Le documentariste d'origine haïtienne Ronald Boisrond se souvient encore de son enfance à Montréal-Nord durant les années 1970. Lundi, lors d'une conférence de presse à Montréal pour la présentation de son plus récent documentaire, M. Boisrond a raconté qu'une Québécoise lui avait un jour donné un bonbon. Pourquoi? Parce qu'une personne noire à Montréal-Nord représentait alors un événement spécial.

Mais 30 ans plus tard, il constate que l'image des Noirs est plutôt mauvaise. Et pour cause, alors qu'ils ne représentent qu'un pour cent de la population québécoise, les Noirs comptent actuellement pour près de 40 pour cent de tous les détenus à la prison de Bordeaux, a-t-il souligné lundi.C'est dans cette optique que le documentaire La couleur du temps, qui sera diffusé le 12 octobre sur Canal D, abordera l'image des Noirs, et plus particulièrement celle des jeunes noirs, en expliquant comment elle a pu devenir aussi négative en moins de 30 ans.

M. Boisrond et le psychologue-criminaliste Emerson Douyon, également présent à la conférence de presse de lundi, se sont montrés plutôt réticents à qualifier les Québécois d'origine canadienne française de xénophobes. Les deux hommes ont cependant pointé du doigt un système qui tend souvent à la discrimination.

Par exemple, les parents de jeunes noirs sont plus souvent dénoncés au Directeur de la protection de la jeunesse (DPJ) que ceux de jeunes blancs. Et parfois, que pour une question de contenu de boîte à lunch.

Quoi qu'il en soit, Ronald Boisrond a affirmé qu'il était grand temps que les Noirs «prennent leur place» au sein de la société québécoise.

M. Douyon, qui travaille pour la Commission des droits de la personne, a abondé dans le même sens et ajouté que les Noirs devaient «se défaire de leurs réflexes minoritaires».

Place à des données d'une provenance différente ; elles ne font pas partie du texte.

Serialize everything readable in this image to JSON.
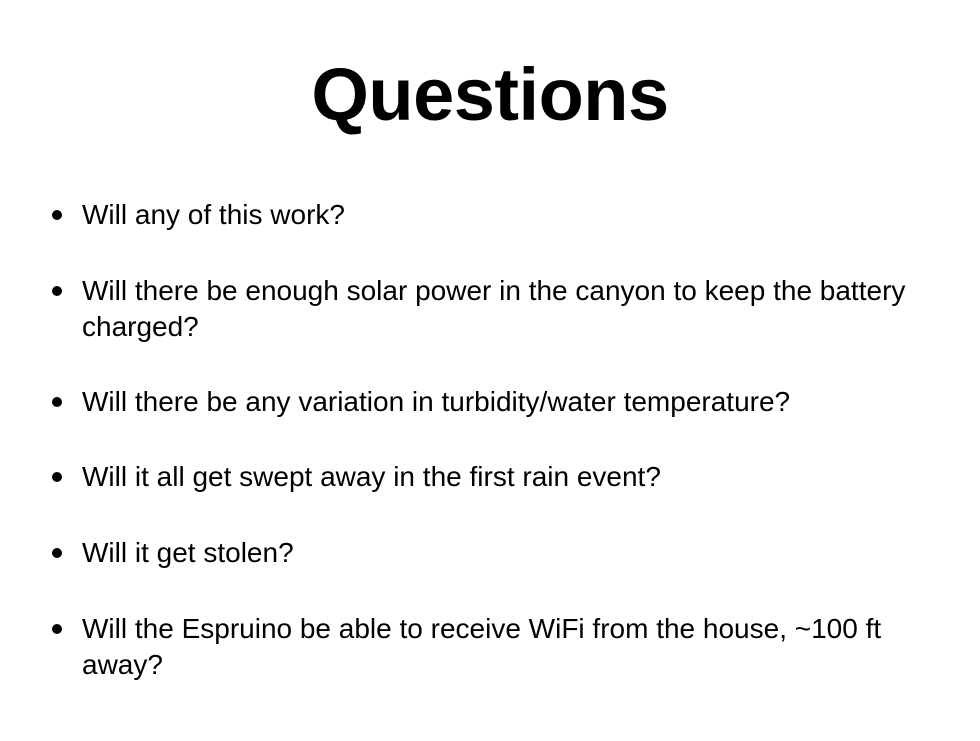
{
  "slide": {
    "title": "Questions",
    "bullets": [
      "Will any of this work?",
      "Will there be enough solar power in the canyon to keep the battery charged?",
      "Will there be any variation in turbidity/water temperature?",
      "Will it all get swept away in the first rain event?",
      "Will it get stolen?",
      "Will the Espruino be able to receive WiFi from the house, ~100 ft away?"
    ]
  },
  "colors": {
    "background": "#ffffff",
    "text": "#000000"
  }
}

Il a évoqué à titre d'exemple la méfiance qu'ont les jeunes noirs à l'égard des policiers ou des autres citoyens qui remarquent certains de leurs traits, comme leurs vêtements, leur démarche ou la manière de parler.

En ce qui concerne les moyens pour y parvenir et pour améliorer l'opinion publique sur les Noirs, les deux hommes se sont entendus sur deux conditions indispensables: une meilleure solidarité au sein même de la communauté noire et l'émergence d'un certain pouvoir économique.

À cet égard, ils ont évoqué la communauté juive en tant qu'exemple à la fois de solidarité et de réussite sur le plan économique, et ont ajouté que bon nombre de jeunes noirs rêvent de gérer leurs propres entreprises et de réussir en affaires.

Aussi présent pour l'occasion, le commandant du poste de quartier 30 du Service de police de la ville de Montréal, Fady Dagher, a quant à lui déploré le manque d'emplois d'été pour les jeunes dans son quartier, celui de Saint-Michel. Selon lui, les jeunes sont alors plus susceptibles de traîner dans la rue, d'avoir des profils de membres de gang de rue et d'être recrutés par une des ces organisations criminelles.

Il a cependant souligné le travail effectué à cet égard par la communauté et les autorités municipales. Par exemple, un centre commercial devrait bientôt ouvrir ses portes dans le quartier Saint-Michel et dont 50 pour cent des emplois seront occupés par des résidents de l'arrondissement Villeray-Saint-Michel-Parc-Extension.